In [1]:
import torch
from mamba_ssm import Mamba

batch, length, dim = 2, 64, 16
x = torch.randn(batch, length, dim).to("cuda")
model = Mamba(
    # This module uses roughly 3 * expand * d_model^2 parameters
    d_model=dim, # Model dimension d_model
    d_state=16,  # SSM state expansion factor
    d_conv=4,    # Local convolution width
    expand=2,    # Block expansion factor
).to("cuda")
y = model(x)
assert y.shape == x.shape

  from .autonotebook import tqdm as notebook_tqdm


In [11]:
# Cell 1: Imports and Dummy Dataset

import torch
import torch.nn as nn
from torch.utils.data import DataLoader
from transformers import SwinModel, SwinConfig
import torchvision.transforms as transforms
from torchvision.datasets import ImageFolder
import os

# Dummy dataset loader (replace with ML-JET loader)
class DummyDataset(torch.utils.data.Dataset):
    def __init__(self, size=1000):
        self.data = torch.rand(size, 1, 32, 32)
        self.labels_energy = torch.randint(0, 2, (size, 1)).float()
        self.labels_alpha = torch.randint(0, 3, (size,))
        self.labels_q0 = torch.randint(0, 4, (size,))

    def __len__(self):
        return len(self.data)

    def __getitem__(self, idx):
        return self.data[idx], {
            'energy_loss_output': self.labels_energy[idx],
            'alpha_output': self.labels_alpha[idx],
            'q0_output': self.labels_q0[idx]
        }


In [38]:
class MambaVisionMultiHead(nn.Module):
    def __init__(self, in_chans=1, img_size=32, embed_dim=128, mamba_layers=4, mamba_hidden=256):
        super().__init__()
        self.proj = nn.Sequential(
            nn.Conv2d(in_chans, embed_dim, kernel_size=3, padding=1),
            nn.Flatten(2),
            nn.Linear(img_size*img_size, img_size),
           
        )
        self.norm= nn.LayerNorm(embed_dim)
        self.mamba = Mamba(d_model=embed_dim, d_state=mamba_hidden, d_conv=mamba_layers)
        self.pool = nn.AdaptiveAvgPool1d(1)
        self.head_energy = nn.Linear(embed_dim, 1)
        self.head_alpha  = nn.Linear(embed_dim, 3)
        self.head_q0     = nn.Linear(embed_dim, 4)

    def forward(self, x):
        # x: (B,1,32,32)
        z = self.proj(x)               # (B, embed_dim, 32)
        z = z.permute(2,0,1)           # (seq_len, B, embed_dim)
        out_seq = self.mamba(z)        # (seq_len, B, embed_dim)
        feat = out_seq[-1]             # (B, embed_dim)
        return {
            'energy_loss_output': self.head_energy(feat),
            'alpha_output':  self.head_alpha(feat),
            'q0_output':     self.head_q0(feat)
        }


In [39]:
import torch.optim as optim            # ← add this line

device = torch.device('cuda' if torch.cuda.is_available() else 'cpu')
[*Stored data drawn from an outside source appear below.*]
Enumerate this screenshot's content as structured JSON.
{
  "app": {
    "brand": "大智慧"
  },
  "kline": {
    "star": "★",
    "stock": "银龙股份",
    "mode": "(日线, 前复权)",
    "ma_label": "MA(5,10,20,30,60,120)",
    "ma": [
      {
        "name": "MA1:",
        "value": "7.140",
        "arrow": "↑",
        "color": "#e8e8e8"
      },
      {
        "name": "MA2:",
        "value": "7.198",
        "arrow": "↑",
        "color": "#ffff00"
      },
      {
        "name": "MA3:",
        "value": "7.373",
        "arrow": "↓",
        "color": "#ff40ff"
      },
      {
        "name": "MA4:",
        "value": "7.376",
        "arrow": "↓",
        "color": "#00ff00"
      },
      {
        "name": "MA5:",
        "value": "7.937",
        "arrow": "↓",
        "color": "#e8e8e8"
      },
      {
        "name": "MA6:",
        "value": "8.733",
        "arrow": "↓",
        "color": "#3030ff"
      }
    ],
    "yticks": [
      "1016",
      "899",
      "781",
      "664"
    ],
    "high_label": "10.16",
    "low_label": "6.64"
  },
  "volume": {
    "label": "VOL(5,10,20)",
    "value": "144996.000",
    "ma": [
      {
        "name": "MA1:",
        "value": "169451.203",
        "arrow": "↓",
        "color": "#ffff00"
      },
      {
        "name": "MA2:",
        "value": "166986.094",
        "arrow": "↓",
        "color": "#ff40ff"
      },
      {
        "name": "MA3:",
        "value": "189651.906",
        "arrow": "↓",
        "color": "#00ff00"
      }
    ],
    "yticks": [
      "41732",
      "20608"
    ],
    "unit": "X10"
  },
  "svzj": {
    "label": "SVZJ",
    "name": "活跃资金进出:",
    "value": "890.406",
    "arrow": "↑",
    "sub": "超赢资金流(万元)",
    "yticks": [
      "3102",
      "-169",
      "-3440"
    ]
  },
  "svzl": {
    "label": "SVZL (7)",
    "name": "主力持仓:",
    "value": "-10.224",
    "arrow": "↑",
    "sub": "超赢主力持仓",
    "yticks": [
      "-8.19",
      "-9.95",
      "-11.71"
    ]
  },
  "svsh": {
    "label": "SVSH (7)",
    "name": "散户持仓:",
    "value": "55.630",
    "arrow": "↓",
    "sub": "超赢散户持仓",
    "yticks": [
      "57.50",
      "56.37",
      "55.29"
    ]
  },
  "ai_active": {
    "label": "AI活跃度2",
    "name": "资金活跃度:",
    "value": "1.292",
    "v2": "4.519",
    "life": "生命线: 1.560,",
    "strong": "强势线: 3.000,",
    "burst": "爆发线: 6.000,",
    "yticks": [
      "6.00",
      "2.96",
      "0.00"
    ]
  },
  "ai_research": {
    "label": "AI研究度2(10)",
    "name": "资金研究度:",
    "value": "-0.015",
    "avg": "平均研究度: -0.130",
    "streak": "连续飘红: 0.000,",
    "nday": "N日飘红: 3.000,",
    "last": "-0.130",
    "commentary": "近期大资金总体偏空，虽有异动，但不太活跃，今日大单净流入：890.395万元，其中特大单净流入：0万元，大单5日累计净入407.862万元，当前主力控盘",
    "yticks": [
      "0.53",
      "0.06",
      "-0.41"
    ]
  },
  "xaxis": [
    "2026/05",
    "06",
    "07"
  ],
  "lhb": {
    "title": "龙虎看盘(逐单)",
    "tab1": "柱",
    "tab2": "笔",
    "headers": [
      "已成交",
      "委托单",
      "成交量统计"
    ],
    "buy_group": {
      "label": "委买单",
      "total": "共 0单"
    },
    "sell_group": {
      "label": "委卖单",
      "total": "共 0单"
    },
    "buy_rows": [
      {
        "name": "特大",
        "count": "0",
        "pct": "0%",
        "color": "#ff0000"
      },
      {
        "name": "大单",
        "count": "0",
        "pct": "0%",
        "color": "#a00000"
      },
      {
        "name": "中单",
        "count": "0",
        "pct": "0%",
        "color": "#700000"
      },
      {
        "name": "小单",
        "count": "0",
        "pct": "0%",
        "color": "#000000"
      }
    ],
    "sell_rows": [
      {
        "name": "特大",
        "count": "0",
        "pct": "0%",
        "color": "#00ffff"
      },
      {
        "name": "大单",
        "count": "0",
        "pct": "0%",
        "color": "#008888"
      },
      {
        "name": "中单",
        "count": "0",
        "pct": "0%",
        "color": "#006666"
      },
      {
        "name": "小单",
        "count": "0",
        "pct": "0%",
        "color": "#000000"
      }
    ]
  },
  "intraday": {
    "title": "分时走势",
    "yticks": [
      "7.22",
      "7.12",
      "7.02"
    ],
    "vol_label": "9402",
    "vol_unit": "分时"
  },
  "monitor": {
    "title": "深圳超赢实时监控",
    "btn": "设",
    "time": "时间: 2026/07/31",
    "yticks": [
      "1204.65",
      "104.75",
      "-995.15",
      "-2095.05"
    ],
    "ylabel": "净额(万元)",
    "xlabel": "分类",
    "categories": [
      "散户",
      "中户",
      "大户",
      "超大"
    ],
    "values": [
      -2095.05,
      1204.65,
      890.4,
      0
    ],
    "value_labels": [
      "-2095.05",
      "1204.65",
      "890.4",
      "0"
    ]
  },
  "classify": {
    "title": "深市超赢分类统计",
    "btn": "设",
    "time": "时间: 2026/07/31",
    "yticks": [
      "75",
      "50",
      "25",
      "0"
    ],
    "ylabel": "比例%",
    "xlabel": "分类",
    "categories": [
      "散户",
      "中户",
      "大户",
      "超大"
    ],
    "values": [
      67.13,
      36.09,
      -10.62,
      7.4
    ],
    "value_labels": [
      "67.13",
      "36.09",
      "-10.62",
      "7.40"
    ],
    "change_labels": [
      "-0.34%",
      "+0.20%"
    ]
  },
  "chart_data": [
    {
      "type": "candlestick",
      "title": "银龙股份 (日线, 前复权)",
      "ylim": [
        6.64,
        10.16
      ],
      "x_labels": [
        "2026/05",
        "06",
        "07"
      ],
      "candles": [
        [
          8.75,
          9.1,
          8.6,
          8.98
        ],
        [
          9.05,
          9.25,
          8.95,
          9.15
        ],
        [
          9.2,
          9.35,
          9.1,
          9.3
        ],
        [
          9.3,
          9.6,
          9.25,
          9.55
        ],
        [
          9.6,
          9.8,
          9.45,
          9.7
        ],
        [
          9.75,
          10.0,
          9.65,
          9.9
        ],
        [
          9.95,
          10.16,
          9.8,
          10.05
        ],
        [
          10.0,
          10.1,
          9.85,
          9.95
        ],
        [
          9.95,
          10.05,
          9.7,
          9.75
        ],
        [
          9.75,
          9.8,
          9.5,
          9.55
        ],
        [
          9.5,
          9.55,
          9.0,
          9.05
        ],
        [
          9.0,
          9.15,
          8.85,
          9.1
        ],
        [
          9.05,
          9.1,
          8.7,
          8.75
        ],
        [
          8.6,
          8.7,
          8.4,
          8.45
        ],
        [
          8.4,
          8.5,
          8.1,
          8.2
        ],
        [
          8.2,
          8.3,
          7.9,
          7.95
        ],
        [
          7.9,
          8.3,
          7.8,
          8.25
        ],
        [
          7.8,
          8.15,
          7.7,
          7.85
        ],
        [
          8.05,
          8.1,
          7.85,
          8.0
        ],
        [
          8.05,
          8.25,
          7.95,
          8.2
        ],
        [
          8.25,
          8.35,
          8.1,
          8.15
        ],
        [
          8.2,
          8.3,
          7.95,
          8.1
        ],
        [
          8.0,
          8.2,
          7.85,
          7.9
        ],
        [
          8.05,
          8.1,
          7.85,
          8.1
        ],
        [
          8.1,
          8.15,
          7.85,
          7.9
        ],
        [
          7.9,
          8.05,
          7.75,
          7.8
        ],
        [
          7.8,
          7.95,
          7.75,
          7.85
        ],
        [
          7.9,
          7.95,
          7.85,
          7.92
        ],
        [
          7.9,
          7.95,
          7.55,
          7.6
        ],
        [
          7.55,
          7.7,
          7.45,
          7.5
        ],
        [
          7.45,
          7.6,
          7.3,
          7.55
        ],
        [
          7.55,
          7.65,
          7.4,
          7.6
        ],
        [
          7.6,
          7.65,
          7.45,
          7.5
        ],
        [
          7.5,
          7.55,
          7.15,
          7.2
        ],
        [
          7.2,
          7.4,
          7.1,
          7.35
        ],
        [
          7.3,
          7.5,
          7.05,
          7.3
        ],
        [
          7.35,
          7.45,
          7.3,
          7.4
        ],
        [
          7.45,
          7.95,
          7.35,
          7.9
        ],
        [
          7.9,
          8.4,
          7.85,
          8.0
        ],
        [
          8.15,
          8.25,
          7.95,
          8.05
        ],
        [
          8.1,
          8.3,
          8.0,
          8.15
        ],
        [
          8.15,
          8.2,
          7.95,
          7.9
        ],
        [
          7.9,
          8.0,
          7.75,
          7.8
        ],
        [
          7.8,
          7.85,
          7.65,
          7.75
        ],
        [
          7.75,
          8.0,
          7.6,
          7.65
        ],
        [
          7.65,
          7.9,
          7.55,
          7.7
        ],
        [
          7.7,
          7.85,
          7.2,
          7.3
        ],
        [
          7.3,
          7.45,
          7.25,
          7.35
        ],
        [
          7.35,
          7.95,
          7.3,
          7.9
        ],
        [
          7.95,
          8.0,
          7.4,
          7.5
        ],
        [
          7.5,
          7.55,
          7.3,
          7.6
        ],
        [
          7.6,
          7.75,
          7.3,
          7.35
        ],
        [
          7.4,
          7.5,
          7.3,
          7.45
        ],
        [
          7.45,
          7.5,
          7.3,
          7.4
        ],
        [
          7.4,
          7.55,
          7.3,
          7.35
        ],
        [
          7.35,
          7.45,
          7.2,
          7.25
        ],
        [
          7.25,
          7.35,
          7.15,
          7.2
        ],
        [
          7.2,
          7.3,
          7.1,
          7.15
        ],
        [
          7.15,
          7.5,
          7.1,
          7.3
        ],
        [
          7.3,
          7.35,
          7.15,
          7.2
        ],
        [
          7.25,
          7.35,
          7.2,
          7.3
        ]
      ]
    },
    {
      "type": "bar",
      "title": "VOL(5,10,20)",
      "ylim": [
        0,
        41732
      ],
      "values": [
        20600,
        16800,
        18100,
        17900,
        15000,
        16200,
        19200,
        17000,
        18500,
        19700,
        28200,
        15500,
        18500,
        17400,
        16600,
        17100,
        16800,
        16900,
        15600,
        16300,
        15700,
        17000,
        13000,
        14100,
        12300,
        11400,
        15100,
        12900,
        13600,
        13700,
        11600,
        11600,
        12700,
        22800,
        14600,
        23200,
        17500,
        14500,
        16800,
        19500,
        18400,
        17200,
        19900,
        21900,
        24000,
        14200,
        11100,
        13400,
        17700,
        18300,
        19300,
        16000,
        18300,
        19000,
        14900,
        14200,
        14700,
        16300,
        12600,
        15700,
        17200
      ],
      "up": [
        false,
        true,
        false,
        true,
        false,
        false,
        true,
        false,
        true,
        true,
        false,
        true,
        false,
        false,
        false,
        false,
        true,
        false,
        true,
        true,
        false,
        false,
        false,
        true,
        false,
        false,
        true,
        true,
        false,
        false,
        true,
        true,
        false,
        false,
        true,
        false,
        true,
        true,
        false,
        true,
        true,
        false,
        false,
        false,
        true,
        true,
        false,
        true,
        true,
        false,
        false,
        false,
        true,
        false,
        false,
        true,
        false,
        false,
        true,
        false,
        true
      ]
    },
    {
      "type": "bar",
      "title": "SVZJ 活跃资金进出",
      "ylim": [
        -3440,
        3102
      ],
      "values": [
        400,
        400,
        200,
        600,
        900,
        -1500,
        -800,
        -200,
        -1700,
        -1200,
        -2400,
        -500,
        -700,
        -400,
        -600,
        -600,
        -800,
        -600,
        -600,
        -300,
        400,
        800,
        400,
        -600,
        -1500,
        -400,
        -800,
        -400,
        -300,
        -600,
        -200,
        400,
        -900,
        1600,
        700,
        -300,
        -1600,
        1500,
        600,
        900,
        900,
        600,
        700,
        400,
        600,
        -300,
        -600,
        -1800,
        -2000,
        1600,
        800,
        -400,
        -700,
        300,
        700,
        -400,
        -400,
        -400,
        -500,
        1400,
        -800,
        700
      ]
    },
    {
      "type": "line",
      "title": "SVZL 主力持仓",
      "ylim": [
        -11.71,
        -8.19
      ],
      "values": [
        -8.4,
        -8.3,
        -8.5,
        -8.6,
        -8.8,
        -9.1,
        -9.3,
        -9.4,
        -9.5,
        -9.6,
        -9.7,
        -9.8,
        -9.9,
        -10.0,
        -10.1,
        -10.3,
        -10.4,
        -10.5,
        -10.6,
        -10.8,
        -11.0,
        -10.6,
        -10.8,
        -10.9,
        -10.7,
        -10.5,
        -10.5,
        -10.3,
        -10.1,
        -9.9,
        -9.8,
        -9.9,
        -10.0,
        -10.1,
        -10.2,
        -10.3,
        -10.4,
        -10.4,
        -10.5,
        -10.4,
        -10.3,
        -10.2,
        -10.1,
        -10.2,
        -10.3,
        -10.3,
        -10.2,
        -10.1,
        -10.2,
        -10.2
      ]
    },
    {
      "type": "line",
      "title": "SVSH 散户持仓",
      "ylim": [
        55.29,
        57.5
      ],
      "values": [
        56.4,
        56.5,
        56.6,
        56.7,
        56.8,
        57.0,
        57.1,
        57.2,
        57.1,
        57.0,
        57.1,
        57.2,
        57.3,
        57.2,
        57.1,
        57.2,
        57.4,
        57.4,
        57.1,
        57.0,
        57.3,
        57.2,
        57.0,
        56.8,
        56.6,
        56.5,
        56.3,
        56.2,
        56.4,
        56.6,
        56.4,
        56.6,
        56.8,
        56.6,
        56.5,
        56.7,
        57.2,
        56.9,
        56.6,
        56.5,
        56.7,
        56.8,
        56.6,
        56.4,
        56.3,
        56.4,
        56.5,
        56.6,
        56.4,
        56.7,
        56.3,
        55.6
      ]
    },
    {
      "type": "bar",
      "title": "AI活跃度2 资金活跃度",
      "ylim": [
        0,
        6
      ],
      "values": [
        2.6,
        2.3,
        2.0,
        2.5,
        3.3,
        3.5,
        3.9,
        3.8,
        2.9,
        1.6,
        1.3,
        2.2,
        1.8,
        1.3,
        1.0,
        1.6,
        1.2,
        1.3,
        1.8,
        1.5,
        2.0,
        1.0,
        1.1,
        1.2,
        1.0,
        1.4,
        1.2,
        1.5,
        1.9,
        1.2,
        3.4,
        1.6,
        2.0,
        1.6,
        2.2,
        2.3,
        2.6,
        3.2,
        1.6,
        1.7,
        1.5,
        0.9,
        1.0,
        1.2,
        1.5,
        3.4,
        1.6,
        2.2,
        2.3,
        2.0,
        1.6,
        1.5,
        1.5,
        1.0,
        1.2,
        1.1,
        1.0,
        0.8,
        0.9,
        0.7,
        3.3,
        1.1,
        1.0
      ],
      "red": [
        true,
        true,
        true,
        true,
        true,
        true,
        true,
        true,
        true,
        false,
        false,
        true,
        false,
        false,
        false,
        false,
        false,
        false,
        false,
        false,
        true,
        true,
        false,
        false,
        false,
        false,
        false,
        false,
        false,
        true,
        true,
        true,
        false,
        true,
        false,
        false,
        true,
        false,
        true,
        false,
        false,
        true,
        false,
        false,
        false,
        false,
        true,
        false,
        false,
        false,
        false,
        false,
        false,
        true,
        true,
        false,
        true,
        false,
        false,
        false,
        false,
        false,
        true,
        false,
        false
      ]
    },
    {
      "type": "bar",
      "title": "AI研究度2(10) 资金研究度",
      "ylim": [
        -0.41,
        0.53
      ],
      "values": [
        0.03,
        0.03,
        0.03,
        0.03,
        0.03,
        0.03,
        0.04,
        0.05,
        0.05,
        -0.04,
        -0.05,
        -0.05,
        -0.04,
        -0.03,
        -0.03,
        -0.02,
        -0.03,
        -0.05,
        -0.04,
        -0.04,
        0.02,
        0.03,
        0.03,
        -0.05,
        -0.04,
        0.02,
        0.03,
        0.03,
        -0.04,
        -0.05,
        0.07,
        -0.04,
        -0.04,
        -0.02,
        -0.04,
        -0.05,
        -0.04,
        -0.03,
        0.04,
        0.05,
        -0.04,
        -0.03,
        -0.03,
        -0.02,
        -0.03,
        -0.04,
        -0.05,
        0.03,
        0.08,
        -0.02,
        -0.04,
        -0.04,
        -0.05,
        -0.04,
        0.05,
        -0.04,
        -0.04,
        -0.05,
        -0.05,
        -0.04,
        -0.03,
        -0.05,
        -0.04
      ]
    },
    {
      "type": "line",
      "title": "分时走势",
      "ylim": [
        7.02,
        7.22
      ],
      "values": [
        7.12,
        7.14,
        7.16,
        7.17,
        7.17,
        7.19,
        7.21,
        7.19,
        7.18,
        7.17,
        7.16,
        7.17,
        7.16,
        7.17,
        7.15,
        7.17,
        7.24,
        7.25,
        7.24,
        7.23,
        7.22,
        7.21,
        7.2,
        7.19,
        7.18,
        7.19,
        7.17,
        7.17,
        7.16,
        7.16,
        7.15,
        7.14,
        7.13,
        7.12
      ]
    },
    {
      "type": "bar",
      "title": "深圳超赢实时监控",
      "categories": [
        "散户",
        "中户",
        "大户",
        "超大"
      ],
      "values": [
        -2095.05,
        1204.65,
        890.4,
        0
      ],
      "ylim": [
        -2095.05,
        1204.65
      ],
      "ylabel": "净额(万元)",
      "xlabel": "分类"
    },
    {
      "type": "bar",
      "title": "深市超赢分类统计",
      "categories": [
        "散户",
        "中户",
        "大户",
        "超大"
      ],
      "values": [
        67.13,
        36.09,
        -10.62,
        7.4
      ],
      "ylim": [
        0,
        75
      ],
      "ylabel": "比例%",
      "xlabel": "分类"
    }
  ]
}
model = MambaVisionMultiHead(
    in_chans=1, img_size=32,
    embed_dim=128, mamba_layers=4, mamba_hidden=256
).to(device)

# Losses
crit_e = nn.BCEWithLogitsLoss()
crit_a = nn.CrossEntropyLoss()
crit_q = nn.CrossEntropyLoss()

def composite_loss(preds, labels):
    le = crit_e(preds['energy_loss_output'], labels['energy_loss_output'].float())
    la = crit_a(preds['alpha_output'],  labels['alpha_output'])
    lq = crit_q(preds['q0_output'],     labels['q0_output'])
    return le + la + lq, (le.item(), la.item(), lq.item())

# Optimizer
optimizer = optim.Adam(model.parameters(), lr=1e-4)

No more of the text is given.